Teks dan Foto Anton Muhajir
Setiap perjalanan adalah upaya untuk berdialog tentang sebuah kebudayaan. Begitu pula perjalanan sepanjang lautan pasir menuju Gunung Bromo. Suko, pemuda 23 tahun yang sudah jadi pemandu kuda selama tujuh tahun, bisa menjadi teman perjalanan sekaligus pemandu yang menyenangkan. Dia fasih menjelaskan tiap hal yang saya tanyakan tentang kebudayaan masyarakat setempat, termasuk tentang Hindu di sini.
Salah satu hal yang membuat saya tertarik melakukan perjalanan ke Bromo, Probolinggo, Jawa Timur pertengahan Agustus lalu adalah para penunggang kuda dan lautan pasirnya. Maka begitu sampai di Cemorolawang, salah satu desa gerbang menuju Gunung Bromo, saya langsung cari kuda untuk menuju Bromo.
Suko yang sedang menuntun kuda hendak pulang dan dari pagi belum dapat tamu adalah pemandu kuda pertama yang saya temui. Setelah tawar menawar harga, dari awalnya Rp 160 ribu jadi Rp 70 ribu untuk perjalanan bolak-balik, kami pun menuju Gunung Bromo.
Dari Cemorolawang kami turun dulu setelah melewati pos pintu masuk Taman Nasional Gunung Bromo. Lautan pasir coklat membentang dengan Gunung Batok berbentuk kerucut di ujung depan sana ketika kami usai melewati jalan yang dihotmiks. Di samping Gunung Batok, di sebelah kiri dari posisi kami, adalah Gunung Bromo dengan bentuk yang lebih datar. Lebih mirip bukit dibanding gunung yang sudah termashur namanya itu.
Suhu di sini rata-rata di bawah 10 derajat Celcius, jauh di bawah rata-rata suhu di Indonesia yang berkisar 27 derajat Celcius. Karena dingin itu, warga di Bromo punya pakaian wajib: jaket dan celana panjang dengan sepatu boot, sarung menggulung leher, dan sebagian besar pakai balaclava, topeng penutup wajah dengan bagian mata dan mulut saja yang terbuka.
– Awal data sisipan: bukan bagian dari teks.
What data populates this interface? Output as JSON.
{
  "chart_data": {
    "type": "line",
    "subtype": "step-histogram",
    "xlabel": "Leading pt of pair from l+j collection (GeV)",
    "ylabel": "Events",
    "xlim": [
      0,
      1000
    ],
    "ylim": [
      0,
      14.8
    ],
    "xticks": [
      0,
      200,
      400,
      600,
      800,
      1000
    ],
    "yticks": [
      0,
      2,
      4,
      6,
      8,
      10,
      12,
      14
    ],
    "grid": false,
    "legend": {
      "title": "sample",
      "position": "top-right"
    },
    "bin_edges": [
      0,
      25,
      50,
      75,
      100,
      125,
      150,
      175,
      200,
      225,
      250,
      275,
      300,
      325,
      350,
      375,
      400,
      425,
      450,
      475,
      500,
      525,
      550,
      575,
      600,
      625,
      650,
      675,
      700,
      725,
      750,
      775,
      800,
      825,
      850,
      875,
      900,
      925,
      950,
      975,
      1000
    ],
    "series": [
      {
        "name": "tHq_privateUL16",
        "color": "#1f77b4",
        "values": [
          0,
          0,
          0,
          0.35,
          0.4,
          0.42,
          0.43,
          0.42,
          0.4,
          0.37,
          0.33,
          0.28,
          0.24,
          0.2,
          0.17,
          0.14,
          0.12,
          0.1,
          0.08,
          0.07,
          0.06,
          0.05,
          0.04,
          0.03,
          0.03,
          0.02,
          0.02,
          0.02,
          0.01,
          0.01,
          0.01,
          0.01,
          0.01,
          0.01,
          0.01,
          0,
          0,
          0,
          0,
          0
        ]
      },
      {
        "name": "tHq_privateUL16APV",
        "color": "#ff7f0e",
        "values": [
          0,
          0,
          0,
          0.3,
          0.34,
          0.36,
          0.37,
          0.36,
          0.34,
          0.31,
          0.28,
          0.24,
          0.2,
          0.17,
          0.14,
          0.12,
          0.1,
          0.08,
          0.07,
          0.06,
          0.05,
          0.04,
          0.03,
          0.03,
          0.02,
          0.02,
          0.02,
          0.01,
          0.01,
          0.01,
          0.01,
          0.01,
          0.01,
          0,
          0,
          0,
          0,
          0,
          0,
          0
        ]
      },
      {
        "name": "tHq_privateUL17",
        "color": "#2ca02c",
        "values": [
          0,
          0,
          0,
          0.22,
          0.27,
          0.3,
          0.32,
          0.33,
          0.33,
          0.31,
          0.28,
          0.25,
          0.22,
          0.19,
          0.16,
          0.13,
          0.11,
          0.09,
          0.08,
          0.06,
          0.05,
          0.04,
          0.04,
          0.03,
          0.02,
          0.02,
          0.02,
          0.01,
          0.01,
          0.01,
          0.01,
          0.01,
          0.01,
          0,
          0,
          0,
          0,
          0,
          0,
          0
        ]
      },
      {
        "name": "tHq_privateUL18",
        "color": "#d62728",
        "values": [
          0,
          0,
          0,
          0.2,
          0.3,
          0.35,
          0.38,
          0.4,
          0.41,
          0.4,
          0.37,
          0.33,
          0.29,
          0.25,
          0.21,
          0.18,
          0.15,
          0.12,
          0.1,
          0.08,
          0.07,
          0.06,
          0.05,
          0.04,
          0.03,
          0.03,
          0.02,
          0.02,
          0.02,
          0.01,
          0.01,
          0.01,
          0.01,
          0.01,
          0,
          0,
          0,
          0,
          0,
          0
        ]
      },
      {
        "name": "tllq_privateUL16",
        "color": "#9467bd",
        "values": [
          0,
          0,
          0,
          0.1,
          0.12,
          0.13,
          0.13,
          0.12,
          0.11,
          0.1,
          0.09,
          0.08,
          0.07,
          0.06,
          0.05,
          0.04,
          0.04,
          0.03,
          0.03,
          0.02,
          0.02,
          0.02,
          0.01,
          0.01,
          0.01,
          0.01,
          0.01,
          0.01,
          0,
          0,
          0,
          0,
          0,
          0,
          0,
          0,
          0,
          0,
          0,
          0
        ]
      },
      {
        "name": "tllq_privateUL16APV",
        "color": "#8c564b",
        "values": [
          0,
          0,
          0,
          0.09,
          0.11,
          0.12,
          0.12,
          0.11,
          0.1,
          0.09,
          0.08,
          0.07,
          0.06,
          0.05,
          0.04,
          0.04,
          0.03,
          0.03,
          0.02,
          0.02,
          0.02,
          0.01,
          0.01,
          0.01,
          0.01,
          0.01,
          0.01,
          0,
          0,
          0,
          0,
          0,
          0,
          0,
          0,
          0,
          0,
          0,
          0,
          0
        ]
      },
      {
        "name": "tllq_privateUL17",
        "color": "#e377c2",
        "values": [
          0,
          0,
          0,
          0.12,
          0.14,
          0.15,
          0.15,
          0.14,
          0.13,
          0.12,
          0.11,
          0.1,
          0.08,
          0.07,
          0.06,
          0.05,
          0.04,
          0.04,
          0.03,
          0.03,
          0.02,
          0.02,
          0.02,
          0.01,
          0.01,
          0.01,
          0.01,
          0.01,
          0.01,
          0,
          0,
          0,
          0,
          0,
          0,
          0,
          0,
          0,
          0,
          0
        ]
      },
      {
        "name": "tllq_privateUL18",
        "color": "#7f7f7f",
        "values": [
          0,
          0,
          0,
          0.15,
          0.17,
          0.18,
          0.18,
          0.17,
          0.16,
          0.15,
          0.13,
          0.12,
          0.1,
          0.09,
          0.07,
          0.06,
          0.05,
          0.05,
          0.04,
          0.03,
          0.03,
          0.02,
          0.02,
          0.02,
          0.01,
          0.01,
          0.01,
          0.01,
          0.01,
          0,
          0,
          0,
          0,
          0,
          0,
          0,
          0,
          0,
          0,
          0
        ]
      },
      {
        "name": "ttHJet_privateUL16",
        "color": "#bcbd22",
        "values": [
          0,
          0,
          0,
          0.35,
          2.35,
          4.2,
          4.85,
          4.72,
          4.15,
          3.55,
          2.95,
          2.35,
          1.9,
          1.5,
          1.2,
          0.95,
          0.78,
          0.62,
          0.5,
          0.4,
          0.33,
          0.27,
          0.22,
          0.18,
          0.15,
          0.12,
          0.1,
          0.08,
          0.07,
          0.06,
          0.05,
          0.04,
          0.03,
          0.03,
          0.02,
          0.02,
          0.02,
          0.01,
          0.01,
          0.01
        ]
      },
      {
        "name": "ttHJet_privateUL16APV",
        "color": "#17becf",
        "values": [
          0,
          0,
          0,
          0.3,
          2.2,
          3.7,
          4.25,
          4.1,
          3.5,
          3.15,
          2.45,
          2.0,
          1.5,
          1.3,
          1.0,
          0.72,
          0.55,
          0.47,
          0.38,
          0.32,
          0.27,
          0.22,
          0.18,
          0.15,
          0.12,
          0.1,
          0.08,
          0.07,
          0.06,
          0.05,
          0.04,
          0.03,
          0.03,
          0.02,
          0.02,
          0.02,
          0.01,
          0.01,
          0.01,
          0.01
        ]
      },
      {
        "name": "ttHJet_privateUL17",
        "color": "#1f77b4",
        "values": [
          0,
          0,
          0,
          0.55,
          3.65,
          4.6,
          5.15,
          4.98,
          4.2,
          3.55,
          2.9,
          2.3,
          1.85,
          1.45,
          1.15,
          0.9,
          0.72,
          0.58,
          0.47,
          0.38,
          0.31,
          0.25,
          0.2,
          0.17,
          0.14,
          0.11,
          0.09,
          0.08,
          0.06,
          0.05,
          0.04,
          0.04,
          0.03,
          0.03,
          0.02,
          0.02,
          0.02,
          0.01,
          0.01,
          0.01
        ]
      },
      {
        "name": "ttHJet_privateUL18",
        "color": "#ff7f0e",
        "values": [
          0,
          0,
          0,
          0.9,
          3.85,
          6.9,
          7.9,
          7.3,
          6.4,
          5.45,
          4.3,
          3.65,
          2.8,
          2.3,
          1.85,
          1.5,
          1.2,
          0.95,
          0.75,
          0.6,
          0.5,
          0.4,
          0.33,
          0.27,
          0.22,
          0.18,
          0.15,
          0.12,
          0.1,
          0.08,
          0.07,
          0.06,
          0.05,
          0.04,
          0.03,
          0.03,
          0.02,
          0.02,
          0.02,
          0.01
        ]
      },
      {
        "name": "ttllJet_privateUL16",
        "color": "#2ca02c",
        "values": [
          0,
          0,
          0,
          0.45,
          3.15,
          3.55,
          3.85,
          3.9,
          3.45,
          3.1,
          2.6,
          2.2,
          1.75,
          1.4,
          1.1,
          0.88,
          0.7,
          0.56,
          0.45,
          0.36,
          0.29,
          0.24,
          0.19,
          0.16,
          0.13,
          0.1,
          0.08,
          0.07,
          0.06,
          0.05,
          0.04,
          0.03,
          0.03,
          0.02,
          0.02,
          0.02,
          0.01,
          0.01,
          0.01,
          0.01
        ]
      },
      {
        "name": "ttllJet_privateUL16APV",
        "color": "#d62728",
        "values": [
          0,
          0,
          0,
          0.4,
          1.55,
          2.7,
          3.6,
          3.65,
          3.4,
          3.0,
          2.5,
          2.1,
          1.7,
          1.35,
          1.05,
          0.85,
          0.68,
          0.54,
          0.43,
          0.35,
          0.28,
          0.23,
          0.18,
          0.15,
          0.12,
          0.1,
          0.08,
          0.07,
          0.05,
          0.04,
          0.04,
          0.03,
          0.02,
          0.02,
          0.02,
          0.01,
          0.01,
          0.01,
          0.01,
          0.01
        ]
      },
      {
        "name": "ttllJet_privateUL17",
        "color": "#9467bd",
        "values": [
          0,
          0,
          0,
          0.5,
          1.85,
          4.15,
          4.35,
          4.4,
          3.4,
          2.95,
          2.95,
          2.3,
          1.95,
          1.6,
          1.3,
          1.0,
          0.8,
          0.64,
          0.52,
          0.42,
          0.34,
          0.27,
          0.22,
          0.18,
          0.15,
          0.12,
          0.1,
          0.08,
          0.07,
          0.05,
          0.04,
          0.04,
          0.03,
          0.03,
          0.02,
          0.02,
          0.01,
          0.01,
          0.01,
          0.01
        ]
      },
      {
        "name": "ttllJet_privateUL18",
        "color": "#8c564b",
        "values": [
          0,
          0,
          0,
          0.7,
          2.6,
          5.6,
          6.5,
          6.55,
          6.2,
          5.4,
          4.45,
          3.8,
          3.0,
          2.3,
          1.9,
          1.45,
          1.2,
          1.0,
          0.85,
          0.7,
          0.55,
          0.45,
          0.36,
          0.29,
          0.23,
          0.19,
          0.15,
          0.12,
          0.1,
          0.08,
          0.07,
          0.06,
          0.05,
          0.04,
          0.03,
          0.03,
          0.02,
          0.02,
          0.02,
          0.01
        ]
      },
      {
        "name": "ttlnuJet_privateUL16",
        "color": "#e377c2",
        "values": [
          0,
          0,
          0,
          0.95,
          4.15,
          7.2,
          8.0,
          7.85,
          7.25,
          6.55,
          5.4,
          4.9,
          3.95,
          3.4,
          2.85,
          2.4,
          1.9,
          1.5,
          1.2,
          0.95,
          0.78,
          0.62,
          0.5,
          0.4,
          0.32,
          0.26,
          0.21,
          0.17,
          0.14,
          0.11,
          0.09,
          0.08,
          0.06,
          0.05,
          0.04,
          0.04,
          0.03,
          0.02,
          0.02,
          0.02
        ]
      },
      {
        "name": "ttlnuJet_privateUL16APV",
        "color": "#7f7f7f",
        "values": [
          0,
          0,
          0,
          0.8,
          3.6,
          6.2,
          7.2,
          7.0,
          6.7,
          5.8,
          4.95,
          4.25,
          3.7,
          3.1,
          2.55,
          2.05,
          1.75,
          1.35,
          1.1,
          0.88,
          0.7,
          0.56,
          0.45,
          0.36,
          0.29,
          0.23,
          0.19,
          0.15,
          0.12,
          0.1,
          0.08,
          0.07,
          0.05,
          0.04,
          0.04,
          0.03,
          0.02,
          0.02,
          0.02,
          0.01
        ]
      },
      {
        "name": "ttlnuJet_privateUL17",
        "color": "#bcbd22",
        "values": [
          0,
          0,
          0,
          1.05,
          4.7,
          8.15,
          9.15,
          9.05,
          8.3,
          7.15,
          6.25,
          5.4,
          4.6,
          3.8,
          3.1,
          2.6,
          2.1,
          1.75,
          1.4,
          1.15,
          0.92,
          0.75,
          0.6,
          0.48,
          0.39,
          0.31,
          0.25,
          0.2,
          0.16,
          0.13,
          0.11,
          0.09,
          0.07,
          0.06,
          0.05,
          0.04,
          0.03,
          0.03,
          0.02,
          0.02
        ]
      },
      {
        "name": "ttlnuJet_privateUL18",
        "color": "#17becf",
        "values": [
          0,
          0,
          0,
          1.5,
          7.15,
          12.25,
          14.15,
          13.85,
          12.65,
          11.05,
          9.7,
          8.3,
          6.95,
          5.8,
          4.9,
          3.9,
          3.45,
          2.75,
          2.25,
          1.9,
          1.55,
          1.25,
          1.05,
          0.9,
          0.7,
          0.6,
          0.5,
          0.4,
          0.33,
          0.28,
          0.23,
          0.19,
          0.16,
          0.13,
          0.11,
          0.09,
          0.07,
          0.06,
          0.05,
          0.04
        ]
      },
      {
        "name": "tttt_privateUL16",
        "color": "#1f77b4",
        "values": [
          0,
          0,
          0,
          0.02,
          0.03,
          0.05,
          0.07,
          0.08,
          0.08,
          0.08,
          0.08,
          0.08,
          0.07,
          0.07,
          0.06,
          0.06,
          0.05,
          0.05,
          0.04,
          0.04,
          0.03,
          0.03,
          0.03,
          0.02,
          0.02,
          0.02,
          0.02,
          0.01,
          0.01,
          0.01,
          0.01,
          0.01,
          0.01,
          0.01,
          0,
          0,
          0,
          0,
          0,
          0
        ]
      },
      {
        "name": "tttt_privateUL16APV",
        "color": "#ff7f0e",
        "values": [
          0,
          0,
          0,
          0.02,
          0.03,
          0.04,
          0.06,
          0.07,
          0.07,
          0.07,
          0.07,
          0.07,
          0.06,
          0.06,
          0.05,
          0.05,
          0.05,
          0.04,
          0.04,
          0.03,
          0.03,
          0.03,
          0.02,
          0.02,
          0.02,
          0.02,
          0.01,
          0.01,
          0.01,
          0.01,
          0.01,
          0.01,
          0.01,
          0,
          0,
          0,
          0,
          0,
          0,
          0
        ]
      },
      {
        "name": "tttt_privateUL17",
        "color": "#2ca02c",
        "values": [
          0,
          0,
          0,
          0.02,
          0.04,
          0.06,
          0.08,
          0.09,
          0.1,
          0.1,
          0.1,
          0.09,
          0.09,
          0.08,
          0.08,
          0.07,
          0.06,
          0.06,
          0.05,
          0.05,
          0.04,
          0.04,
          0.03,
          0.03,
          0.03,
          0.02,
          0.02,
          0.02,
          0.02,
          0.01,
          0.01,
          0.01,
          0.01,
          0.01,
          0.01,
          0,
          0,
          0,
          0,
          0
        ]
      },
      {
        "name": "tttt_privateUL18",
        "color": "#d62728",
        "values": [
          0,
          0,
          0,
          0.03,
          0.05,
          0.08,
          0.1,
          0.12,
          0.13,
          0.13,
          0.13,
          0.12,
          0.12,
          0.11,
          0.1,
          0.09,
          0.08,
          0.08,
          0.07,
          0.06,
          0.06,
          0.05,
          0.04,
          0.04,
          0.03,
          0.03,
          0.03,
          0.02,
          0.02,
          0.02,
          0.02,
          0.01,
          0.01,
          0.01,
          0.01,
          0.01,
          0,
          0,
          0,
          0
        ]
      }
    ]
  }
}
Mirip Subcomandante Marcos, pemimpin pemberontak Zapata di Meksiko. Atau paling dekat sih mirip kawanan teroris Indonesia yang menutup wajahnya.
Suko, si pemandu kuda itu, pun menggunakan pakaian yang tak jauh beda. Dia hanya tak pakai balaclava. Baguslah. Jadi saya bisa melihat wajah orang yang saya ajak bicara ini. sebab kalau wajahnya terus tertutup, jangan-jangan saya bicara sama Noordin M Top. Hehehe..
Menurut saya, lewat lautan pasir bukan perkara mudah. Sebab pasir sangat gampang tertiup angin. Jadi jalan setapak itu akan mudah hilang ketika ada angin bertiup agak kencang. Begitu pula kalau hujan.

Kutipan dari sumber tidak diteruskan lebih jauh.